Die guten wirtschaftlichen Rahmenbedingungen der vergangenen Jahre haben auf dem Arbeitsmarkt vieles zum Positiven gerichtet. Nicht nur, dass die Beitragssätze zur Arbeitslosenversicherung von 6,5 Prozent im Jahr 2006 auf nunmehr 3 Prozent gesenkt werden konnten. Auch Zuschüsse des Finanzministeriums an die Bundesagentur für Arbeit (BA) braucht es nun nicht mehr. Zwar wird die Behörde 2013 keinen ausgeglichenen Haushalt vorlegen können. Das anvisierte Defizit von 1,14 Milliarden Euro kann jedoch leicht durch den Überschuss aus dem Jahr 2012 gegenfinanziert werden.
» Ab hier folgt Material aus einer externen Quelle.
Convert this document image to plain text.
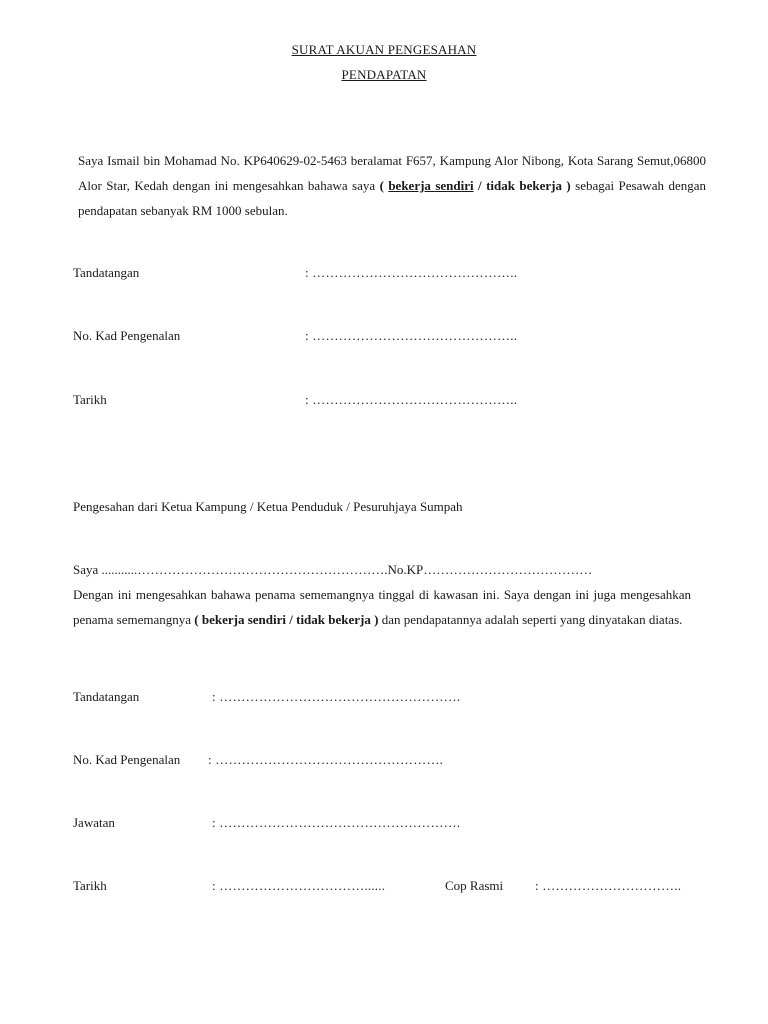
SURAT AKUAN PENGESAHAN
PENDAPATAN
Saya Ismail bin Mohamad No. KP640629-02-5463 beralamat F657, Kampung Alor Nibong, Kota Sarang Semut,06800 Alor Star, Kedah dengan ini mengesahkan bahawa saya ( bekerja sendiri / tidak bekerja ) sebagai Pesawah dengan pendapatan sebanyak RM 1000 sebulan.
Tandatangan	: ………………………………………..
No. Kad Pengenalan	: ………………………………………..
Tarikh	: ………………………………………..
Pengesahan dari Ketua Kampung / Ketua Penduduk / Pesuruhjaya Sumpah
Saya ...........………………………………………………….No.KP…………………………………
Dengan ini mengesahkan bahawa penama sememangnya tinggal di kawasan ini. Saya dengan ini juga mengesahkan penama sememangnya ( bekerja sendiri / tidak bekerja ) dan pendapatannya adalah seperti yang dinyatakan diatas.
Tandatangan	: ……………………………………………….
No. Kad Pengenalan : …………………………………………….
Jawatan	: ……………………………………………….
Tarikh	: ……………………………......	Cop Rasmi : …………………………..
Für Bundesfinanzminister Schäuble ist dies eine gute Nachricht. Kann er doch jetzt nicht nur seinen Beitrag für die Empfänger von Arbeitslosengeld-I aus seinem Haushalt streichen, sondern noch zusätzlich mit einem finanziellen Gewinn aus der BA rechnen. Warum das in dieser Behörde eingesparte Geld jedoch nicht in die Weiterqualifizierung von Arbeitslosengeld-I-Beziehern investiert wird, ist schleierhaft.
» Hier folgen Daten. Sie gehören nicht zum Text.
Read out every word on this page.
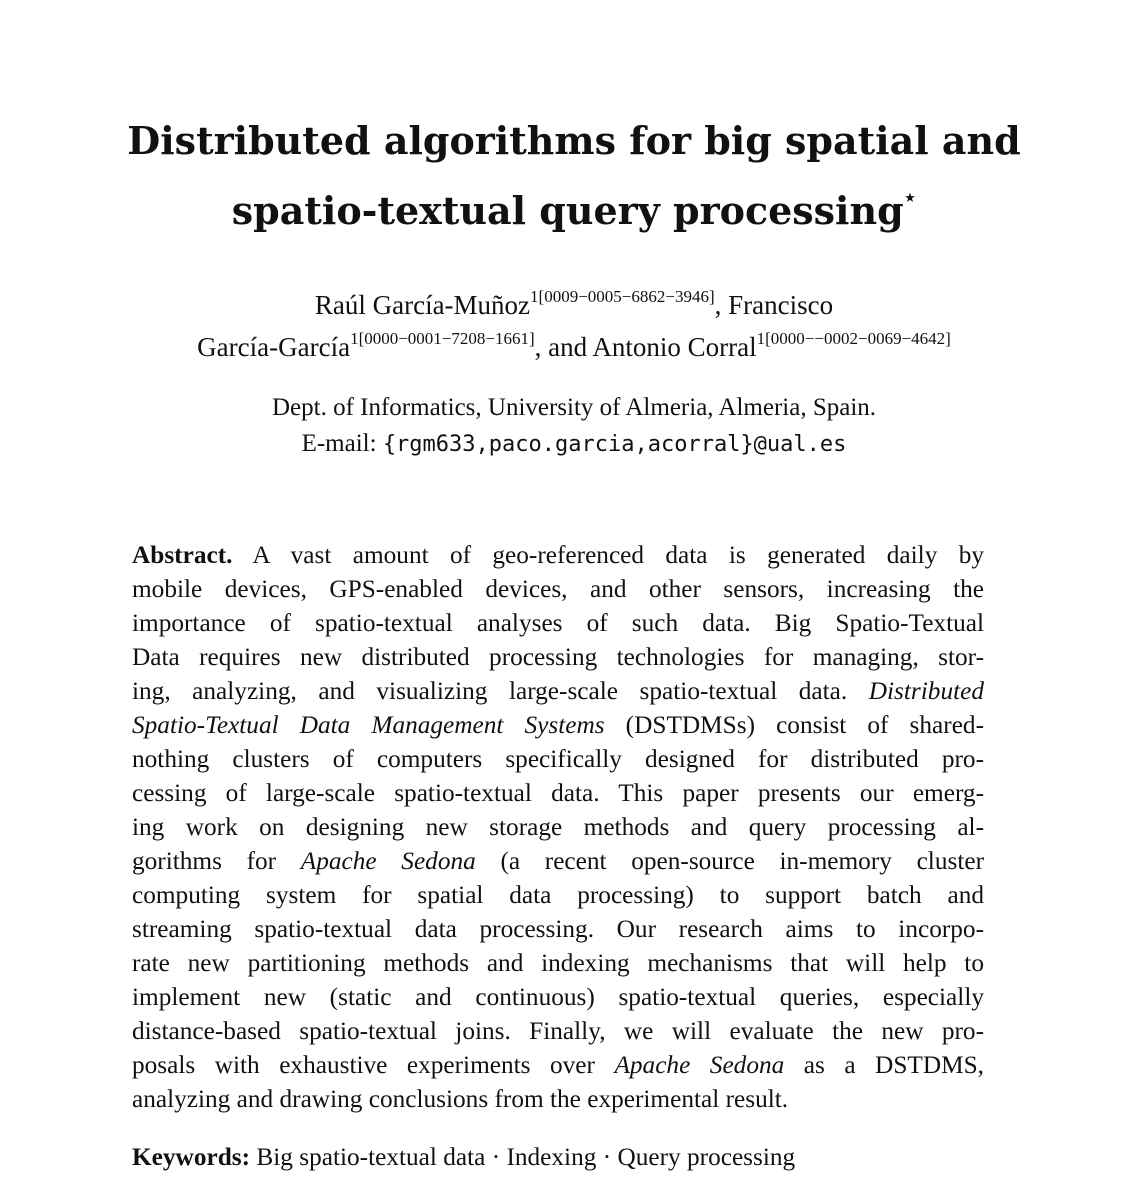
Distributed algorithms for big spatial and
spatio-textual query processing⋆
Raúl García-Muñoz$^{1[0009-0005-6862-3946]}$, Francisco
García-García$^{1[0000-0001-7208-1661]}$, and Antonio Corral$^{1[0000--0002-0069-4642]}$
Dept. of Informatics, University of Almeria, Almeria, Spain.
E-mail: {rgm633,paco.garcia,acorral}@ual.es
Abstract. A vast amount of geo-referenced data is generated daily by
mobile devices, GPS-enabled devices, and other sensors, increasing the
importance of spatio-textual analyses of such data. Big Spatio-Textual
Data requires new distributed processing technologies for managing, stor-
ing, analyzing, and visualizing large-scale spatio-textual data. Distributed
Spatio-Textual Data Management Systems (DSTDMSs) consist of shared-
nothing clusters of computers specifically designed for distributed pro-
cessing of large-scale spatio-textual data. This paper presents our emerg-
ing work on designing new storage methods and query processing al-
gorithms for Apache Sedona (a recent open-source in-memory cluster
computing system for spatial data processing) to support batch and
streaming spatio-textual data processing. Our research aims to incorpo-
rate new partitioning methods and indexing mechanisms that will help to
implement new (static and continuous) spatio-textual queries, especially
distance-based spatio-textual joins. Finally, we will evaluate the new pro-
posals with exhaustive experiments over Apache Sedona as a DSTDMS,
analyzing and drawing conclusions from the experimental result.
Keywords: Big spatio-textual data · Indexing · Query processing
Bereits im Mai diesen Jahres hat die BA ihre Prognose für den Überschuss in ihren Haushalt für das Jahr 2012 von 0,5 Milliarden Euro auf 1,3 Milliarden hochgesetzt. Als wesentlichen Grund für den nun noch weiter gestiegenen Überschuss gibt die Behörde an, dass sie 600 Millionen weniger für arbeitsmarktpolitische Programme ausgeben werde.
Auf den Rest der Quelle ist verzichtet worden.